Constance de Salm, celle qu’on nomma le « Boileau des femmes », connue pour ses poèmes et pour le salon littéraire qu’elle a longtemps tenu, fut en son temps une femme de lettres accomplie, une sorte de touche-à-touche de la littérature, se frottant à presque tous les genres, doublée d’une féministe.

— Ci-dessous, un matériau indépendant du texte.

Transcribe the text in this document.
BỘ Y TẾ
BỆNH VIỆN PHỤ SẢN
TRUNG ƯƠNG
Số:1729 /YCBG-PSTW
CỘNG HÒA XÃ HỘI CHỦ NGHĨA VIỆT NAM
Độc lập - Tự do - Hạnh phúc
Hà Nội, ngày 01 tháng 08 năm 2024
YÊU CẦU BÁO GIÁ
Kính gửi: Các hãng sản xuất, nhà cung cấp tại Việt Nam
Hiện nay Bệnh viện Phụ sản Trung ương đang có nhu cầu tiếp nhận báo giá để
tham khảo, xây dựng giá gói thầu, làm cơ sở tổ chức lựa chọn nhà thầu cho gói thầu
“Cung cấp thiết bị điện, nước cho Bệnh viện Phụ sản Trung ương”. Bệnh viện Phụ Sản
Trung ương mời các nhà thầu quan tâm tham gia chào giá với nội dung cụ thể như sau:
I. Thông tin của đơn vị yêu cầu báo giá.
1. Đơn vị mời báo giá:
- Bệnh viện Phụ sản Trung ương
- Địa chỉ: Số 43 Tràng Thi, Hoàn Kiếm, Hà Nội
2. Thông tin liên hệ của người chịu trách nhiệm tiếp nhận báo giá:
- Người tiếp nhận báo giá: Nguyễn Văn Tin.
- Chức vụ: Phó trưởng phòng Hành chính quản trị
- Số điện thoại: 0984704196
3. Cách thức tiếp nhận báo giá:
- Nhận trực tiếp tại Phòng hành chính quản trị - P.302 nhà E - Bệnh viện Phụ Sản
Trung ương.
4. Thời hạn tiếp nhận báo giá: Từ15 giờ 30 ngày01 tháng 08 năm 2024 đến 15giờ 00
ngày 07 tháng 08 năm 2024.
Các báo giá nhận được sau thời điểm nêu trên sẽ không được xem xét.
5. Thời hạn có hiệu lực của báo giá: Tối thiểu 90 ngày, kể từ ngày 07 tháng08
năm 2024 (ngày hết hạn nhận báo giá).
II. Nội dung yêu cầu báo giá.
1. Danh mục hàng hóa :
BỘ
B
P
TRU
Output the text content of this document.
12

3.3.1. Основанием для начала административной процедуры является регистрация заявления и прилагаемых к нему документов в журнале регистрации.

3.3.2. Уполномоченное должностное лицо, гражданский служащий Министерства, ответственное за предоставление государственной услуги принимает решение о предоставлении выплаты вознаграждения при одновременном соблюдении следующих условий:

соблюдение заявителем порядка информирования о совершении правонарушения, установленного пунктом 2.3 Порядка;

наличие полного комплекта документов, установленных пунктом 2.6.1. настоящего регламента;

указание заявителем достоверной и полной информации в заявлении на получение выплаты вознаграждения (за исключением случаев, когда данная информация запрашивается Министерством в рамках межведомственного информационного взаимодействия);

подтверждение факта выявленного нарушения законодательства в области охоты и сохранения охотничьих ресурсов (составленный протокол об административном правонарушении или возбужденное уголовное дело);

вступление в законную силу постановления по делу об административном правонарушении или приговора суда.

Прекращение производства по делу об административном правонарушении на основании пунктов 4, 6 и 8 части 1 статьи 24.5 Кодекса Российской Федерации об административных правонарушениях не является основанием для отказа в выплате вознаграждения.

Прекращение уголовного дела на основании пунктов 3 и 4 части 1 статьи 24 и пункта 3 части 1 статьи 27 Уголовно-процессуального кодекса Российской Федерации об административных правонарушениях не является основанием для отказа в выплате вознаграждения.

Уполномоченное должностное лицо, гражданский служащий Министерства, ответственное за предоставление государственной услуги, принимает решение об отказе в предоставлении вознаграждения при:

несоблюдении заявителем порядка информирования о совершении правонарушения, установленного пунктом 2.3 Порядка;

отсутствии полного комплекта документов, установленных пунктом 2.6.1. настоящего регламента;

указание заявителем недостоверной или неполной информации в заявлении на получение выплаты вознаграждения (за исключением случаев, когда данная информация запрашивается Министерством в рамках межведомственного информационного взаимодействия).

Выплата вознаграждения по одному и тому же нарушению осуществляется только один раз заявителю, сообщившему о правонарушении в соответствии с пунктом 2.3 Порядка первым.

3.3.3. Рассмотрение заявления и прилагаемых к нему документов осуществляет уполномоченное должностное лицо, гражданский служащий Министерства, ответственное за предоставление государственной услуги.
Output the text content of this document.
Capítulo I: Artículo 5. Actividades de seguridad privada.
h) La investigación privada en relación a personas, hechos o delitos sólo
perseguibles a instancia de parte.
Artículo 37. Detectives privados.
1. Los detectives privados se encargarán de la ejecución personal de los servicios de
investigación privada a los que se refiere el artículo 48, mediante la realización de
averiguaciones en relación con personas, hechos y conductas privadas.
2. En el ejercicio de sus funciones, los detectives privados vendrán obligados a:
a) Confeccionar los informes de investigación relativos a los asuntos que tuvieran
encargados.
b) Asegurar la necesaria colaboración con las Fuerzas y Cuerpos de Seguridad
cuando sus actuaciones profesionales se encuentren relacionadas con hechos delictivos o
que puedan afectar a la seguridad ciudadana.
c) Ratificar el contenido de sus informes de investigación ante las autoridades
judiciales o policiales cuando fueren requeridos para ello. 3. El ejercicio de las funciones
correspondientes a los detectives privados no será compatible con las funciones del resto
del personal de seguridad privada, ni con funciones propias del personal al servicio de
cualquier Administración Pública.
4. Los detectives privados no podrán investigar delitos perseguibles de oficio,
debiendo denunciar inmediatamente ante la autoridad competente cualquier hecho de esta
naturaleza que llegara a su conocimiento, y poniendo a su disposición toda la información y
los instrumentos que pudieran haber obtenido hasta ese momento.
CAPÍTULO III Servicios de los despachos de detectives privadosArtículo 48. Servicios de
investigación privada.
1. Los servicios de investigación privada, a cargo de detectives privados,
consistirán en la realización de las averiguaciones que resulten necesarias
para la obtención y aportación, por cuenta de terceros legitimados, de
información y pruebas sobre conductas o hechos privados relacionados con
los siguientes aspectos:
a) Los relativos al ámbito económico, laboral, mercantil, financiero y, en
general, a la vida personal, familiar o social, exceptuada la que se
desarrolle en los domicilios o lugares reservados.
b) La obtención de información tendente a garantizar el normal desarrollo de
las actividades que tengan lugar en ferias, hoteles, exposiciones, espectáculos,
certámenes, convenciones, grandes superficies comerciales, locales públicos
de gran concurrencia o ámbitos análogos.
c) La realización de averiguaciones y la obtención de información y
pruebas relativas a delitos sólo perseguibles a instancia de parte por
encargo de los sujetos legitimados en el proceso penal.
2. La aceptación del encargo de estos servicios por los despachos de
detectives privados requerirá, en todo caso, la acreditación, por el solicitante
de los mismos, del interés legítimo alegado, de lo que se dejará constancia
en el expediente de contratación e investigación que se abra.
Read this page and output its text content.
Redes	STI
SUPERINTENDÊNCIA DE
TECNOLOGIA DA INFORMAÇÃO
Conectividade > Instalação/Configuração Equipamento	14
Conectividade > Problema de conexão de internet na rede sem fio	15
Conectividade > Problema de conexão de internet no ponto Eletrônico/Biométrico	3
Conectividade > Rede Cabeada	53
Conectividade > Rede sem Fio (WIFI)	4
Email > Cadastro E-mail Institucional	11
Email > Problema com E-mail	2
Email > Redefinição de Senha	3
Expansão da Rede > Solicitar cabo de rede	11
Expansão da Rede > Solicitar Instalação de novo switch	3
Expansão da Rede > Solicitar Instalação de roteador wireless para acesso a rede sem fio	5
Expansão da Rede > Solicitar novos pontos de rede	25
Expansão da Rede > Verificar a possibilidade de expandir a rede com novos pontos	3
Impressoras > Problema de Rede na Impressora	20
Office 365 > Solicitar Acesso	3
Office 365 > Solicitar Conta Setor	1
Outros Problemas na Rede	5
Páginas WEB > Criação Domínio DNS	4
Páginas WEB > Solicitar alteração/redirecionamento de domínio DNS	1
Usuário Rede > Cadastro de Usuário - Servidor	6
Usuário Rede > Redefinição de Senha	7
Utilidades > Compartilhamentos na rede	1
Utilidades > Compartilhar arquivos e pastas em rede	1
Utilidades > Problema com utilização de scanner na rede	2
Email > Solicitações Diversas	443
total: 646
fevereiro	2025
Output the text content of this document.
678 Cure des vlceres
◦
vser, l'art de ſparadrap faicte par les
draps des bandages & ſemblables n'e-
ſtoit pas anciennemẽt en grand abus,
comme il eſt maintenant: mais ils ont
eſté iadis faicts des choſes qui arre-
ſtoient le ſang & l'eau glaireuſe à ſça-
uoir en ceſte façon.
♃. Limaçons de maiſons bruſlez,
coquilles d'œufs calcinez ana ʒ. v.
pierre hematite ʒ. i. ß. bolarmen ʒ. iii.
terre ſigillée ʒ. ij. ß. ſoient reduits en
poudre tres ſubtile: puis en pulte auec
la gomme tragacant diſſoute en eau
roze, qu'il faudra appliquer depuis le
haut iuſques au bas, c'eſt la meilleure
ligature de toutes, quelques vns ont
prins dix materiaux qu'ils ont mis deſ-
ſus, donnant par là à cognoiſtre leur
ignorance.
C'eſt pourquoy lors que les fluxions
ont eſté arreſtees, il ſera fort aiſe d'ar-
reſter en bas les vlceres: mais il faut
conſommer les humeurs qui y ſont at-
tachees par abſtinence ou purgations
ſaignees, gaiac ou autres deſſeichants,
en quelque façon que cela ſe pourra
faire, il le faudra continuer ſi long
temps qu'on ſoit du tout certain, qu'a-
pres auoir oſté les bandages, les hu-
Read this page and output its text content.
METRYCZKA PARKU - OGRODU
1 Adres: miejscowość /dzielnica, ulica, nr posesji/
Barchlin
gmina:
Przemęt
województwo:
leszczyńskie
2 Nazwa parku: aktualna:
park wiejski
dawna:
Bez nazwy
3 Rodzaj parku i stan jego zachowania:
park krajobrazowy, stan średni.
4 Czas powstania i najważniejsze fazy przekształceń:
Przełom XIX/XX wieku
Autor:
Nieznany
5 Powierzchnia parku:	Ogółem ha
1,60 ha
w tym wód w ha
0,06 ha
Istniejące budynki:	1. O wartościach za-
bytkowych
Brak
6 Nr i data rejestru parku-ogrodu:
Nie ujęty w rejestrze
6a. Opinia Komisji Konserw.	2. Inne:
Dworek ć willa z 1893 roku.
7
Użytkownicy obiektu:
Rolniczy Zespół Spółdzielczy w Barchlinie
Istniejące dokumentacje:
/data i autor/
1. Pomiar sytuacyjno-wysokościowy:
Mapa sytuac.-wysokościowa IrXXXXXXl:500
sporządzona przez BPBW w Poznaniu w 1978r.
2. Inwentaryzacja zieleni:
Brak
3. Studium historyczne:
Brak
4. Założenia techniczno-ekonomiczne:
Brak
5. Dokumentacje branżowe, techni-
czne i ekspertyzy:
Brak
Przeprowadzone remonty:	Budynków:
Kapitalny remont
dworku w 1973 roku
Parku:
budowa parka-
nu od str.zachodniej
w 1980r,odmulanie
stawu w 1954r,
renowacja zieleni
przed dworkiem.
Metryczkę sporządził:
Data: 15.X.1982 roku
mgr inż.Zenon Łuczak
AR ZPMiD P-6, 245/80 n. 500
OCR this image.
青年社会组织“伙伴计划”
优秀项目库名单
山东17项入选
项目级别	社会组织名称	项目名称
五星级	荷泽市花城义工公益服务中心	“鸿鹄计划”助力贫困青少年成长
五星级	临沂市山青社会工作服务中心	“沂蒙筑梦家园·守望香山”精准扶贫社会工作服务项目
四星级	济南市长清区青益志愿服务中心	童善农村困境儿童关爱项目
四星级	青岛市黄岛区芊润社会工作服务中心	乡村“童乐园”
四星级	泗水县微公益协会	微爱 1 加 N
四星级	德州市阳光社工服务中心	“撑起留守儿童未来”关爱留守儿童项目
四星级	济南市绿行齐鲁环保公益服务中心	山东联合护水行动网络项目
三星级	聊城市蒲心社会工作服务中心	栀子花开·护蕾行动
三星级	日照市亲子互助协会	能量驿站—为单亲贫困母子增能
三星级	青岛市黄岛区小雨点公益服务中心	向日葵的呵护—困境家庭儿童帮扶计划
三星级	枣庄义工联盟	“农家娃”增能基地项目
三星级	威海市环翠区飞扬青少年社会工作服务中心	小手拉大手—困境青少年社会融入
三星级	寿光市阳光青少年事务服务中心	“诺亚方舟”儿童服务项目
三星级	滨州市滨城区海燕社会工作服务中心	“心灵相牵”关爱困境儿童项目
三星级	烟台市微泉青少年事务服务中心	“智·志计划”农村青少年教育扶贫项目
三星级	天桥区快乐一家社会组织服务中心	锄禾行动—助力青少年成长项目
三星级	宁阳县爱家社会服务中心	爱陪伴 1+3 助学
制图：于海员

Vingt-quatre heures d’une femme sensible réunit des lettres, écrites principalement par la narratrice, suite à un épisode qui s’est déroulé à la sortie de l’opéra quelques heures plus tôt et qui va lui faire traverser toute la gamme des émotions en une journée.

Douleur, jalousie, indignation, négation, tristesse, larmes, incompréhension, détresse, chacune de ces émotions et bien d’autres se succèdent dans ces lettres finement écrites, dont certaines, oui, peuvent paraître excessives. Qu’elles soient plus modérées ou teintées d’excès, chacune de ces lettres donne à ce roman épistolaire la couleur de la passion, du désenchantement et de la jalousie.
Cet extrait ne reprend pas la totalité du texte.